The God Insurance Policy
She prayed not out of devotion, but out of terror. What if she was wrong?
A Kolkata school teacher raised on rigid church rituals.

She prayed not out of devotion, but out of terror. What if she was wrong?
Fear Masquerading as Faith
From childhood, God was introduced to her less as love and more as surveillance.
He was the unseen eye that watched her thoughts, the judge tallying her mistakes, the force that could punish her in this life or the next if she strayed too far.
So she prayed—not because she always wanted to, but because she was afraid not to.
The Checklist Spirituality
Her relationship with God became a checklist:
- Morning prayer? Done.
- Sunday service? Attended.
- Fasting day? Observed.
Each ritual felt less like connection and more like paying premiums on an invisible insurance policy. If something went wrong, at least she could say she had "done her part."
The Half-Hearted Believer
She envied people who spoke about feeling close to God, who cried during worship, who described faith as intimacy.
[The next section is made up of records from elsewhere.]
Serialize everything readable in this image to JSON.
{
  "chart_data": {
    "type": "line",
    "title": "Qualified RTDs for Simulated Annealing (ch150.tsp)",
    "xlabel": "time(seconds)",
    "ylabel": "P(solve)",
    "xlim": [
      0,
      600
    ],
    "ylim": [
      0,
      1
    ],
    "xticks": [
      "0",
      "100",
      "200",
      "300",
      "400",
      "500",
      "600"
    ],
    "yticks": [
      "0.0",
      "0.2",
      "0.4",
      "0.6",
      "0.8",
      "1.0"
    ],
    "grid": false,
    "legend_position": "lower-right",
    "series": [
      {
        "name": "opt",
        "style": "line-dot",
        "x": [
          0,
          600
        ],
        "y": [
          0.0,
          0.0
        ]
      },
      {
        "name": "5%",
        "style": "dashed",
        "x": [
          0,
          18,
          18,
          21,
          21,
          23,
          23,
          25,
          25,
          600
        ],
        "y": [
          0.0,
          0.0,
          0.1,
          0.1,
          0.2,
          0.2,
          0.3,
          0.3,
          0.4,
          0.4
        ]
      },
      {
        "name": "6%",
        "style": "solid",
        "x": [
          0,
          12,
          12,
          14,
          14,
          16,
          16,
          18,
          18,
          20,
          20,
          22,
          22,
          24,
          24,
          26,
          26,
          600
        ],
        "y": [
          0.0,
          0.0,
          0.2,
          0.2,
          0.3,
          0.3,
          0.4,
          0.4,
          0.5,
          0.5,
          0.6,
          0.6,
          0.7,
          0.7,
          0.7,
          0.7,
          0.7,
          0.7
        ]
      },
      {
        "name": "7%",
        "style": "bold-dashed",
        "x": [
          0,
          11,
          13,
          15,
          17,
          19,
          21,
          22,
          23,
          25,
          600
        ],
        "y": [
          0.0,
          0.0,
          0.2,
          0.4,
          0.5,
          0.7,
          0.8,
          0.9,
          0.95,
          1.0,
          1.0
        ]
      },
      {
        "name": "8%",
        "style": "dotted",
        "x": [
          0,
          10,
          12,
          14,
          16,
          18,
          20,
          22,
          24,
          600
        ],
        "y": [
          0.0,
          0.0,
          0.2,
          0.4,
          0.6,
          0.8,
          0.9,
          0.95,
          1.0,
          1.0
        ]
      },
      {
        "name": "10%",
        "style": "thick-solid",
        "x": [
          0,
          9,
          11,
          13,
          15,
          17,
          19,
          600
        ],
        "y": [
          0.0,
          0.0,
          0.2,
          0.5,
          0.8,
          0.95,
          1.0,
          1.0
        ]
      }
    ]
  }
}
For her, faith felt like performance. She knew the right words, the right songs, the right expressions. Inside, she was full of doubt—and terrified of that doubt.
What if questioning meant inviting disaster? What if her scepticism angered a God who demanded total belief?
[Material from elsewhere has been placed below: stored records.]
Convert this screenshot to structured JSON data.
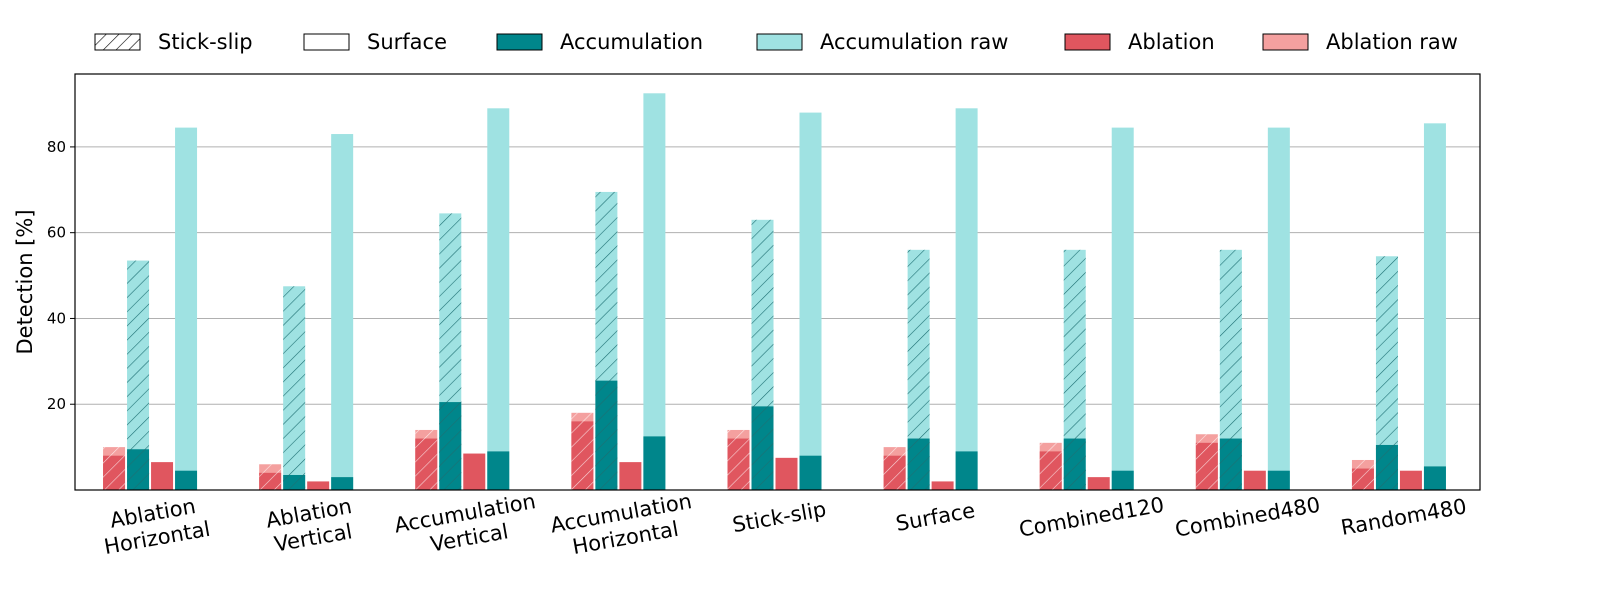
{
  "chart_data": {
    "type": "bar",
    "xlabel": "",
    "ylabel": "Detection [%]",
    "ylim": [
      0,
      97
    ],
    "yticks": [
      20,
      40,
      60,
      80
    ],
    "grid": "horizontal",
    "legend_position": "top",
    "legend": [
      {
        "key": "stick_slip",
        "label": "Stick-slip",
        "style": "hatch"
      },
      {
        "key": "surface",
        "label": "Surface",
        "style": "empty"
      },
      {
        "key": "accumulation",
        "label": "Accumulation",
        "color": "#00868b"
      },
      {
        "key": "accumulation_raw",
        "label": "Accumulation raw",
        "color": "#9fe2e2"
      },
      {
        "key": "ablation",
        "label": "Ablation",
        "color": "#e0565f"
      },
      {
        "key": "ablation_raw",
        "label": "Ablation raw",
        "color": "#f4a09f"
      }
    ],
    "categories": [
      {
        "label": [
          "Ablation",
          "Horizontal"
        ]
      },
      {
        "label": [
          "Ablation",
          "Vertical"
        ]
      },
      {
        "label": [
          "Accumulation",
          "Vertical"
        ]
      },
      {
        "label": [
          "Accumulation",
          "Horizontal"
        ]
      },
      {
        "label": [
          "Stick-slip"
        ]
      },
      {
        "label": [
          "Surface"
        ]
      },
      {
        "label": [
          "Combined120"
        ]
      },
      {
        "label": [
          "Combined480"
        ]
      },
      {
        "label": [
          "Random480"
        ]
      }
    ],
    "bar_groups": [
      {
        "name": "Stick-slip",
        "hatched": true,
        "series": {
          "ablation": [
            8.0,
            4.0,
            12.0,
            16.0,
            12.0,
            8.0,
            9.0,
            11.0,
            5.0
          ],
          "ablation_raw": [
            10.0,
            6.0,
            14.0,
            18.0,
            14.0,
            10.0,
            11.0,
            13.0,
            7.0
          ],
          "accumulation": [
            9.5,
            3.5,
            20.5,
            25.5,
            19.5,
            12.0,
            12.0,
            12.0,
            10.5
          ],
          "accumulation_raw": [
            53.5,
            47.5,
            64.5,
            69.5,
            63.0,
            56.0,
            56.0,
            56.0,
            54.5
          ]
        }
      },
      {
        "name": "Surface",
        "hatched": false,
        "series": {
          "ablation": [
            6.5,
            2.0,
            8.5,
            6.5,
            7.5,
            2.0,
            3.0,
            4.5,
            4.5
          ],
          "ablation_raw": [
            6.5,
            2.0,
            8.5,
            6.5,
            7.5,
            2.0,
            3.0,
            4.5,
            4.5
          ],
          "accumulation": [
            4.5,
            3.0,
            9.0,
            12.5,
            8.0,
            9.0,
            4.5,
            4.5,
            5.5
          ],
          "accumulation_raw": [
            84.5,
            83.0,
            89.0,
            92.5,
            88.0,
            89.0,
            84.5,
            84.5,
            85.5
          ]
        }
      }
    ]
  }
}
The Patriarch Behind the Pulpit
The more sermons she heard, the more she noticed a pattern: God always seemed to agree with the men in charge.
Women were told to submit, to obey, to sacrifice. Doubt was rebellion. Independence was pride. Boundaries were selfishness.
Somewhere along the way, she realised she wasn’t just afraid of God. She was afraid of the men who claimed to speak for Him.
Slowly Untangling
She hasn’t stopped praying completely. But her prayers sound different now.
Sometimes they are addressed to a God who feels more like love than law. Sometimes they are just honest conversations with herself. Sometimes they are silence.
She is slowly letting go of the idea that faith has to be all or nothing, that doubt cancels out belief, that fear is the same thing as reverence.
What She Believes—for Now
Right now, she believes this:
Any God who is only sustained by her fear is too small for the life she is trying to build. If faith is to stay in her life, it has to make her more free, not more afraid.